His reaction surprised him. He says he had hallucinations, nausea, and anxiety so extreme he asked his commanders for help.
SGT. GEORG-ANDREAS POGANY, 10TH SPECIAL FORCES GROUP: (UNINTELLIGIBLE), we were to go on a patrol the next morning, and I not functioning out on the patrol, what if somebody gets killed because I couldn't do my job? So I have the responsibility to let my leadership know that something is wrong, and that's what I did.
COOPER: What the commanders did was ship him home to face a charge of cowardice. That's when Pogany discovered that the reason for his reaction may have had little to do with the war but more to do with this drug. He'd been taking Lariam, a drug also known as mefloquine, that the Army gave him to prevent malaria.
But Lariam also carries the risk of side effects, which the Pentagon warns include nausea, and, in rare cases, panic attacks, depression, and hallucinations -- some of the very symptoms Pogany says he experienced.
Since returning, Pogany has been diagnosed by a military doctor as having likely Lariam toxicity. In a statement to CNN, U.S. Army Special Forces command said, "The command reviewed all of the information as well as Staff Sergeant Pogany's medical condition and decided the best course of action was to drop the charges."

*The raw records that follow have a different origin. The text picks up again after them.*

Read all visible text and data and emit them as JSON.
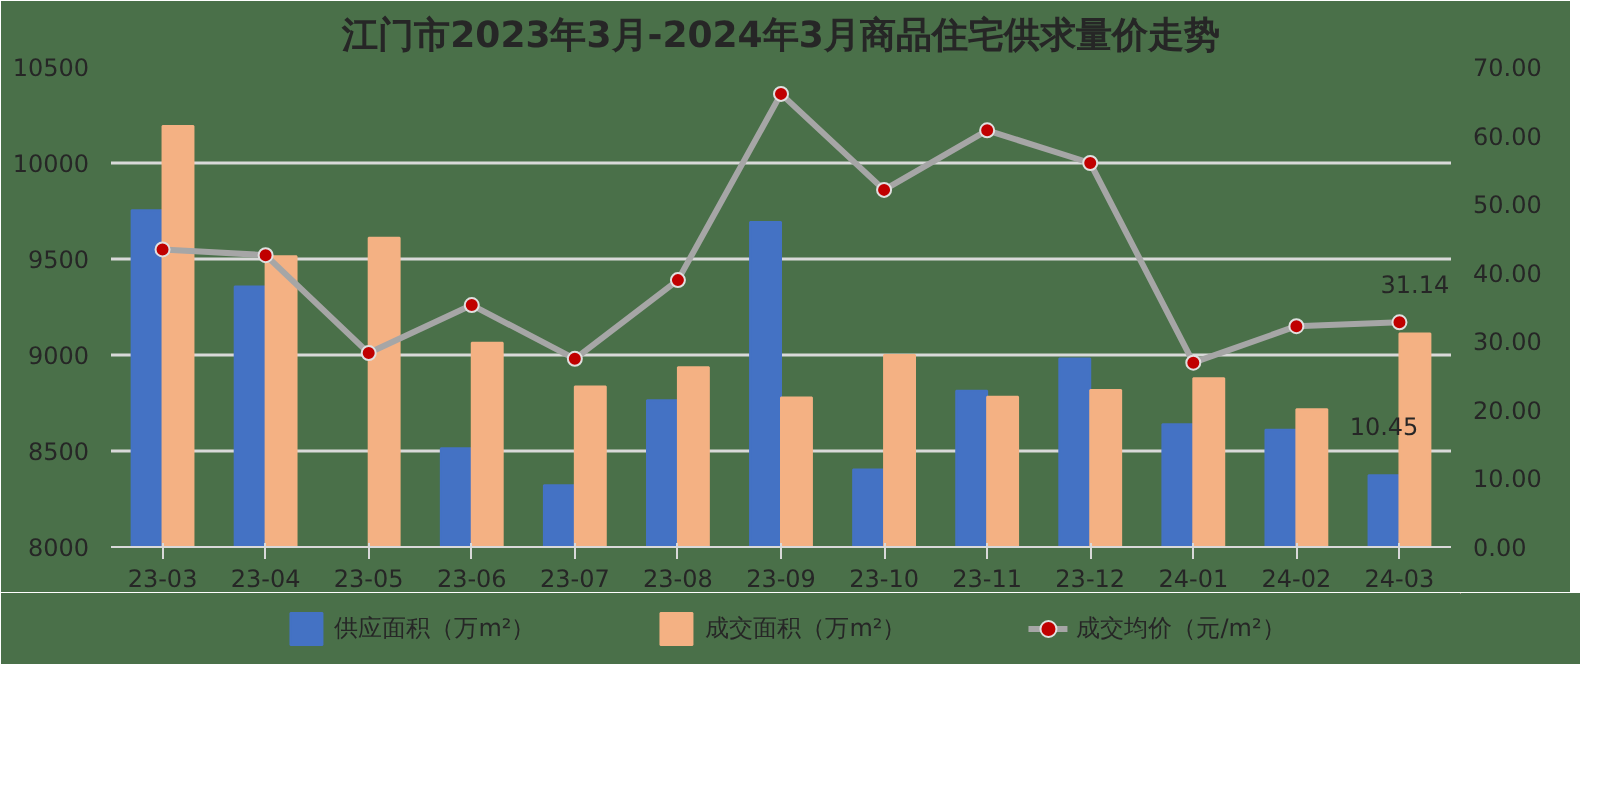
{
  "chart_data": {
    "type": "bar",
    "title": "江门市2023年3月-2024年3月商品住宅供求量价走势",
    "categories": [
      "23-03",
      "23-04",
      "23-05",
      "23-06",
      "23-07",
      "23-08",
      "23-09",
      "23-10",
      "23-11",
      "23-12",
      "24-01",
      "24-02",
      "24-03"
    ],
    "series": [
      {
        "name": "供应面积（万m²）",
        "color": "#4472c4",
        "axis": "y2",
        "values": [
          49.1,
          38,
          null,
          14.4,
          9.0,
          21.4,
          47.4,
          11.3,
          22.8,
          27.5,
          17.9,
          17.1,
          10.45
        ],
        "value_labels": [
          null,
          null,
          null,
          null,
          null,
          null,
          null,
          null,
          null,
          null,
          null,
          null,
          "10.45"
        ]
      },
      {
        "name": "成交面积（万m²）",
        "color": "#f4b183",
        "axis": "y2",
        "values": [
          61.4,
          42.4,
          45.1,
          29.8,
          23.4,
          26.2,
          21.8,
          28,
          21.9,
          22.9,
          24.6,
          20.1,
          31.14
        ],
        "value_labels": [
          null,
          null,
          null,
          null,
          null,
          null,
          null,
          null,
          null,
          null,
          null,
          null,
          "31.14"
        ]
      },
      {
        "name": "成交均价（元/m²）",
        "color": "#a6a6a6",
        "type": "line",
        "axis": "y",
        "marker": "circle",
        "values": [
          9550,
          9520,
          9010,
          9260,
          8980,
          9390,
          10360,
          9860,
          10170,
          10000,
          8960,
          9150,
          9170
        ]
      }
    ],
    "ylim": [
      8000,
      10500
    ],
    "yticks": [
      8000,
      8500,
      9000,
      9500,
      10000,
      10500
    ],
    "y2lim": [
      0,
      70
    ],
    "y2ticks": [
      {
        "value": 0,
        "label": "0.00"
      },
      {
        "value": 10,
        "label": "10.00"
      },
      {
        "value": 20,
        "label": "20.00"
      },
      {
        "value": 30,
        "label": "30.00"
      },
      {
        "value": 40,
        "label": "40.00"
      },
      {
        "value": 50,
        "label": "50.00"
      },
      {
        "value": 60,
        "label": "60.00"
      },
      {
        "value": 70,
        "label": "70.00"
      }
    ],
    "grid": "y",
    "legend": "bottom",
    "line_style": "solid"
  }
}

There was no mention of the original cowardice charge, and now Pogany's lawyer wants one more thing from the Army -- a public apology.
RICH TRAVIS, LAWYER: Otherwise, that stigma of being a coward will follow him for the rest of his life. He'll be branded. And the only way to undo that brand is through a letter of apology.
(END VIDEOTAPE)
COOPER: Well, the diagnosis by military doctors has prompted the Navy to begin a study on the effects of Lariam among military personnel serving in Iraq.